Quantitative simulation of a magnetospheric substorm 1. Model logic and overview

Abstract

This and the following two papers report results of the first comprehensive computer simulation of the behavior of the earth's inner magnetosphere during a substorm‐type event. Our computer model self‐consistently computes electric fields, currents, and plasma distributions and velocities in the inner‐magnetosphere/ionosphere system (L ≲10); parallel electric fields and ionospheric neutral winds are not included. In this paper, we derive the basic equations of the model, describe the inputs, and present an overview of results. The first appendix presents derivations of general, useful laws of bounce‐averaged gradient, curvature, and drifts in a plasma with isotropic pitch angle distributions. A second appendix describes the numerical method used in our computer simulation.

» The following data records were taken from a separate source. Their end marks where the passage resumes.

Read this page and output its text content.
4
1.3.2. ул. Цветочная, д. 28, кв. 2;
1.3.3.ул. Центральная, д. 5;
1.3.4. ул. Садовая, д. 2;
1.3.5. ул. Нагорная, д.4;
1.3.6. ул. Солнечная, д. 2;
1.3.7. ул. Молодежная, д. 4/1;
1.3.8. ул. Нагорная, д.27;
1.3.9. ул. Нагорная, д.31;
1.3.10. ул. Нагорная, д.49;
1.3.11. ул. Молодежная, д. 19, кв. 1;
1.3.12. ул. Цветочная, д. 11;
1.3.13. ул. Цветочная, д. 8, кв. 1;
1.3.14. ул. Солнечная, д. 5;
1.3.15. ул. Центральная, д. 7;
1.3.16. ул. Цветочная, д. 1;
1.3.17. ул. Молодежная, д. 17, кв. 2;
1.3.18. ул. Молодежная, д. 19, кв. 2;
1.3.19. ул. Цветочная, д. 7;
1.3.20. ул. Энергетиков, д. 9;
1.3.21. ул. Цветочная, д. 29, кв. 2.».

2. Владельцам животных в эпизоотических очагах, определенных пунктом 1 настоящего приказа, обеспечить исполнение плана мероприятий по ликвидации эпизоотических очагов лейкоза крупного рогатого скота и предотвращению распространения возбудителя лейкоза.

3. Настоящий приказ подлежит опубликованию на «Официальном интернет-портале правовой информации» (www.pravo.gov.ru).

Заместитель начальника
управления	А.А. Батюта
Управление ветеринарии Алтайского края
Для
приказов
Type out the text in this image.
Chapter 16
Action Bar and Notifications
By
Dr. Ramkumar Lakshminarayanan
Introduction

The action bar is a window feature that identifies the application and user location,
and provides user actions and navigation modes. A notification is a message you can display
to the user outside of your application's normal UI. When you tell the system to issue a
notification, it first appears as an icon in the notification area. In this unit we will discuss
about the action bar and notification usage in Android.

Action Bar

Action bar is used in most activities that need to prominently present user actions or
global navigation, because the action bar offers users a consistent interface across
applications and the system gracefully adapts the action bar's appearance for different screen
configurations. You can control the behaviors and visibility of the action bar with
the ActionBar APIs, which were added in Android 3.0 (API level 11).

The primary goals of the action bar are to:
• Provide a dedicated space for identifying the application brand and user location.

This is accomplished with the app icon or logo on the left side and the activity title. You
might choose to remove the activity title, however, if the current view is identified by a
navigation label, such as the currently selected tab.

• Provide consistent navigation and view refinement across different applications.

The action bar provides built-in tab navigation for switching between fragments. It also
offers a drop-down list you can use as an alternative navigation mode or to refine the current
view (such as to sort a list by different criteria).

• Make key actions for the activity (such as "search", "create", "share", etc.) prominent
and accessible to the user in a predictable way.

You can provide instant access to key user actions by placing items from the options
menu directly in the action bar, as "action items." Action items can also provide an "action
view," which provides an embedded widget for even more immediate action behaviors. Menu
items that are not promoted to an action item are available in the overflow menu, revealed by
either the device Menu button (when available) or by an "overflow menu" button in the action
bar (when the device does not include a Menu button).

The succeeding two papers present analyses of model results and comparisons with data. The model was applied to a substorm‐type event that occurred on September 19, 1976. Satellite data (primarily from the Air Force S3‐2 satellite) were used extensively both for boundary conditions and for comparisons with model predictions. Other data were also used as input for our time dependent magnetic field and conductivity models. The S3‐2 data for the event show some novel features, independent of the simulation. Dawn‐dusk electric fields show a general correlation with east‐west magnetic field perturbations. Unexpectedly, two of the passes display substantial regions of sunward plasma flow poleward of the main part of the region 1 Birkeland currents. The cross‐polar cap potential drops computed from the data represent the first effort at satellite monitoring of this important parameter during various phases of a substorm, and show an important enhancement during the substorm. Numerical results from these first‐try simulations are consistent with most of the established features of convection in the inner magnetosphere, such as generally sunward flow, shielding of the potential electric field for L <5, and the tendency for stronger electric fields on the duskside than on the dawnside. In addition, the model reproduces some typical substorm phenomena, such as energy‐dependent particle injection with a dawndusk asymmetry and establishment of a partial ring current.